The Six Deadly Sins (Parents Commit in the Kitchen)




Here’s my take on the Six Deadly Sins of Parents Commit in the Kitchen (according to the New York Times). Yes, I know this does not have anything to do with children's books, but for some reason I was moved to comment:

1. Sending the kids out of the kitchen = Sure, in a perfect world, kids would be eager kitchen helpers, learning to dice and fold and learning to try new foods in the process. But I don’t live there. In my world, my kids use their kitchen time to make potions involving milk, orange juice, coffee and food coloring. Throwing my kids out of the kitchen most (though not all) of the time ensures that most (though not all) of our meals actually get cooked and don’t turn artificially blue and curdled in the process. Guess that makes me a bad person. Oh well.

2. Pressuring them to take a bite = Conceptually, I agree that this is bad, too. But who’s going to cast the first stone? Not someone who, say, has gone to the trouble of making jambalaya from scratch with no seasonings except salt because of her kids’ stupid bland palates and then has had to endure them rejecting it anyway because the ingredients – all of which are things they like - are mixed together. Am I – I mean, is she - actually going to say, “No problem. More for me”? As IF!

3. Keeping the “good stuff” out of reach = Oh please. The good stuff isn’t for them. It’s for me and Daddy, when we collapse at the end of a long day and need to take the edge off. Oh, wait, the Times means ice cream and cookies? That’s what they’re for, too.

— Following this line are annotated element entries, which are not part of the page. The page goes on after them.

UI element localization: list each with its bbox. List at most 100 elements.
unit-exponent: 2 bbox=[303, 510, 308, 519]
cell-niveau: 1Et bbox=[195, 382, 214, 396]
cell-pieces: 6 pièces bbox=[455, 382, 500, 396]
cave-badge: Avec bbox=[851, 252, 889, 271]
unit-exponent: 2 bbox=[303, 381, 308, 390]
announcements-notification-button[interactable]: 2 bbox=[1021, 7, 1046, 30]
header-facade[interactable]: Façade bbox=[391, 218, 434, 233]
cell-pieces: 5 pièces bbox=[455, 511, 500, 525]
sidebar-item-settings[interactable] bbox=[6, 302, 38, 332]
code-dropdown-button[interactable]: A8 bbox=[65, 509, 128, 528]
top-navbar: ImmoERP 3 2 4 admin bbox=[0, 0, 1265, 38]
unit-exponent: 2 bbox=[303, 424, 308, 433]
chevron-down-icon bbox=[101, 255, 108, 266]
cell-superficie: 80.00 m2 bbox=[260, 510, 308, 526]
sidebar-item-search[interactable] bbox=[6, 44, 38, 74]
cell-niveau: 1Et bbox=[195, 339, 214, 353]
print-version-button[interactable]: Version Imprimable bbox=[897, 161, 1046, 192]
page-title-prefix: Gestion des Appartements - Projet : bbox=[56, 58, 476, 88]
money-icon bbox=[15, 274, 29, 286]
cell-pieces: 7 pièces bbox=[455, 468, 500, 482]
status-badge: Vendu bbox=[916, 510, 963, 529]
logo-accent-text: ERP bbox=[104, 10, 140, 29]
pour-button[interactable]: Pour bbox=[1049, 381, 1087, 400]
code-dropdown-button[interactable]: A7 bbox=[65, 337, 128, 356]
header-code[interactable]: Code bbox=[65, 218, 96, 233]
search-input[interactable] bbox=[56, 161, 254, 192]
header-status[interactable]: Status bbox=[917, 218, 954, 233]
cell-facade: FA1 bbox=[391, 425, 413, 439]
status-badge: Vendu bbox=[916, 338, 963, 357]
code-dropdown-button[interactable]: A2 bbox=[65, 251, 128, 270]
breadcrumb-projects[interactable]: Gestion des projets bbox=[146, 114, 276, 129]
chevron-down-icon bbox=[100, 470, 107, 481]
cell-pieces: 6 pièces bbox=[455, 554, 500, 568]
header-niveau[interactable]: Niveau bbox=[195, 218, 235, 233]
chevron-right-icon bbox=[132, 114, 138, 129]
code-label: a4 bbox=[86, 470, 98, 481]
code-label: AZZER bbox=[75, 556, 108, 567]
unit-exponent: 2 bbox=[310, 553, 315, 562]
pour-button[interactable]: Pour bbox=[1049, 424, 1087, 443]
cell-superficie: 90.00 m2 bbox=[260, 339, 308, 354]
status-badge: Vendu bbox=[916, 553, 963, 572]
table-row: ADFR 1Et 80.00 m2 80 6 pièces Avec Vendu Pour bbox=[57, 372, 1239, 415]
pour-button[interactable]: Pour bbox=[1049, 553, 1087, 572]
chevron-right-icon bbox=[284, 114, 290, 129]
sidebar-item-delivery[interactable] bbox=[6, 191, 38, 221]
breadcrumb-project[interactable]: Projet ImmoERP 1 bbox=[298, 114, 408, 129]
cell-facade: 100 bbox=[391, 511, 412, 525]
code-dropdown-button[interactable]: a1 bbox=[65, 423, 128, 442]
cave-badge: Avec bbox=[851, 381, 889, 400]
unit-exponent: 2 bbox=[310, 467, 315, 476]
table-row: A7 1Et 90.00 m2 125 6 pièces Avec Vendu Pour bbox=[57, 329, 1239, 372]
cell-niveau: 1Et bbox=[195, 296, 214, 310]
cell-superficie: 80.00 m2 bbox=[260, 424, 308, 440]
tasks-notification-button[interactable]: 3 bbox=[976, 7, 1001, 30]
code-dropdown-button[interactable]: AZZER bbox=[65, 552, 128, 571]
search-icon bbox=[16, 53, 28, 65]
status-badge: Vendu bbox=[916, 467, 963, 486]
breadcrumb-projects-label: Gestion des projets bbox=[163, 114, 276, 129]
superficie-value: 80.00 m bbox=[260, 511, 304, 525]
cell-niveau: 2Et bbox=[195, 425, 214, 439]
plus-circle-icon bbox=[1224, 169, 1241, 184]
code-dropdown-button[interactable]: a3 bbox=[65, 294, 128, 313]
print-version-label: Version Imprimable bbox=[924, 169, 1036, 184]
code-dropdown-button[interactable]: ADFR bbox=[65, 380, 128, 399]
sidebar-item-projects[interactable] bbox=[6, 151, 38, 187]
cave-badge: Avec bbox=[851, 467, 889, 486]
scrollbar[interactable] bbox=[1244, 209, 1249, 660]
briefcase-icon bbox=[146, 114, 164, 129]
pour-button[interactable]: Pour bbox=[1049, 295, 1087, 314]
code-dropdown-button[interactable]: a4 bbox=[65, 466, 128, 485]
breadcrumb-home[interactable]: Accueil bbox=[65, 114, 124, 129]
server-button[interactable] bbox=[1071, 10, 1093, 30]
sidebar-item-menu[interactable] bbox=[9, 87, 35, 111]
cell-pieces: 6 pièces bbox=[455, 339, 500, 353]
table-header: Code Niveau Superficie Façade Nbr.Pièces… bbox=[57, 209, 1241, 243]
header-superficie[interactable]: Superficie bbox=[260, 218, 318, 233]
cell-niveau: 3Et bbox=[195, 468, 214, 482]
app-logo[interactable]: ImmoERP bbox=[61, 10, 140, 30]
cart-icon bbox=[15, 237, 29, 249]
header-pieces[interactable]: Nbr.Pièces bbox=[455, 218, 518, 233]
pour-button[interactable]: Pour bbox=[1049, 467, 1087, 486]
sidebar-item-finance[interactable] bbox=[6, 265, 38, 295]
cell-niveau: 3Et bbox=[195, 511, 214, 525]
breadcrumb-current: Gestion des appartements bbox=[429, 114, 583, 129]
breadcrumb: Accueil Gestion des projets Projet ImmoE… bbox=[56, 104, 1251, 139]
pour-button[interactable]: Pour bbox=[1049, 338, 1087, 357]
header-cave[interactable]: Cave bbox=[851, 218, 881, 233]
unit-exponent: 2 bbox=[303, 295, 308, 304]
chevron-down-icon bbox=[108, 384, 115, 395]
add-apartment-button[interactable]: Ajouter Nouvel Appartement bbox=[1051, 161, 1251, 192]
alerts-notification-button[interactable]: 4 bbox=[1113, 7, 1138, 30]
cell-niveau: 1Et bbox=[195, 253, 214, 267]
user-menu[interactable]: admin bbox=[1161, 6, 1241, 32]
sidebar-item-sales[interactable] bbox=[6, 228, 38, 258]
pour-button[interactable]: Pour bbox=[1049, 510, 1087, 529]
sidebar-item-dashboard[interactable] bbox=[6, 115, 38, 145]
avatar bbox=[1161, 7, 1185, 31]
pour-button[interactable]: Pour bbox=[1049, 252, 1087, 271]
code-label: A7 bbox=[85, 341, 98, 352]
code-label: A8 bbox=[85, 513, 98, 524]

4. Dieting in front of your kids = Yeah, this one is actually pretty bad.

5. Serving boring vegetables = Sure, ranch dressing may work for carrots and butter may work for, well, almost everything, but no amount of “dressing up” is going to convince a kid to eat a vegetable he hates. My brother’s favorite vegetable as a child was hollandaise, because my mother served it with artichokes. Did it get him to love artichokes? Noooooo, it got him to love hollandaise. Still does.

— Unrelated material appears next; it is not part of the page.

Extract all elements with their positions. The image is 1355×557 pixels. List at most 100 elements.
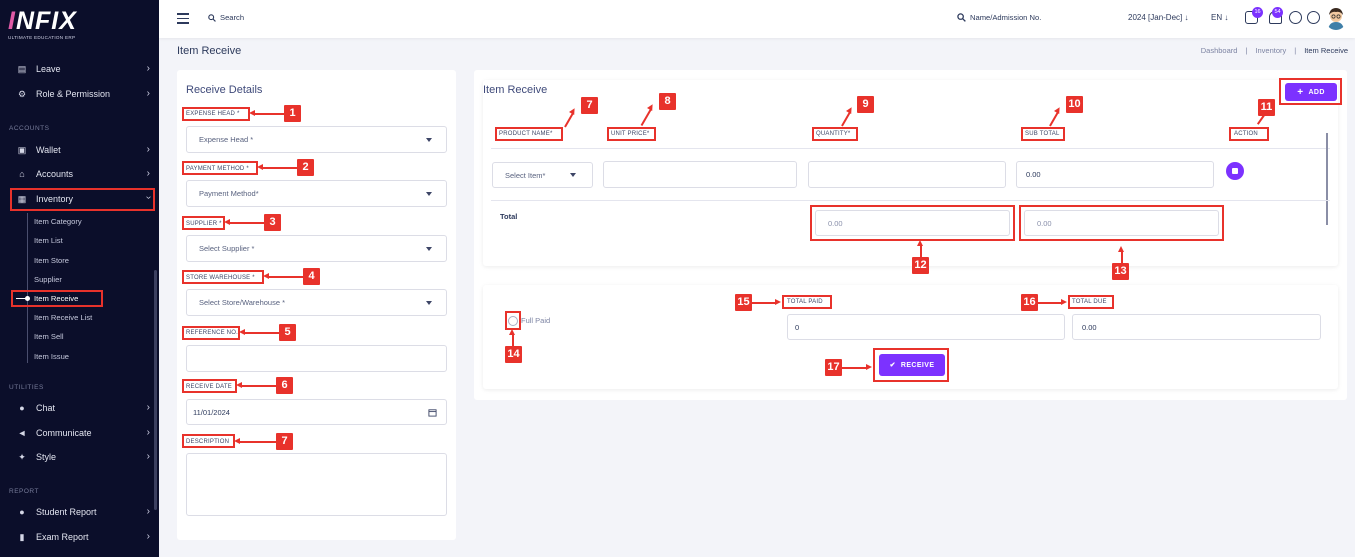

6. Giving up too soon = In my experience, all the “rule of fifteen” ensures is that by the fifteenth time you serve an exotic dish, your child will recognize the food and know how to correctly pronounce its name when she rejects it as she did the fourteen times before. She will continue to pronounce it well while rejecting it the next fifteen more times, and the fifteen times after that, or however many times you continue wasting your time and money cooking exotic foods for these freaking ingrates!

By the way, the jambalaya - doused liberally with green tabasco sauce - was delicious. I know because I ate if for three nights in a row. As was the pasta with pesto that 50% of my kids snubbed. What can I say? Hope that they will grow more taste buds springs eternal!

Comments:
I love that you expanded on that - I even printed out the article to read over lunch yesterday. My sticking point was: keep only healthy snacks in the pantry and give kids full access. I love this conceptually, as you say. But the reality is, Aviva would probably subsist on goldfish and ice cream if I let her!
 
Loved your comments--spot on! My own philosophy of food is "Never make a big deal out of anything." That, and--"They'll eat when they get hungry." Oh, and: "I don't run a restaurant!"

(Hmmmm, maybe I'm starting to forget that first one.)
 
Yes yes yes! So glad you commented on this. It's completely ridiculous on so many levels. An "open pantry" with "healthy snacks"?!?!? Please.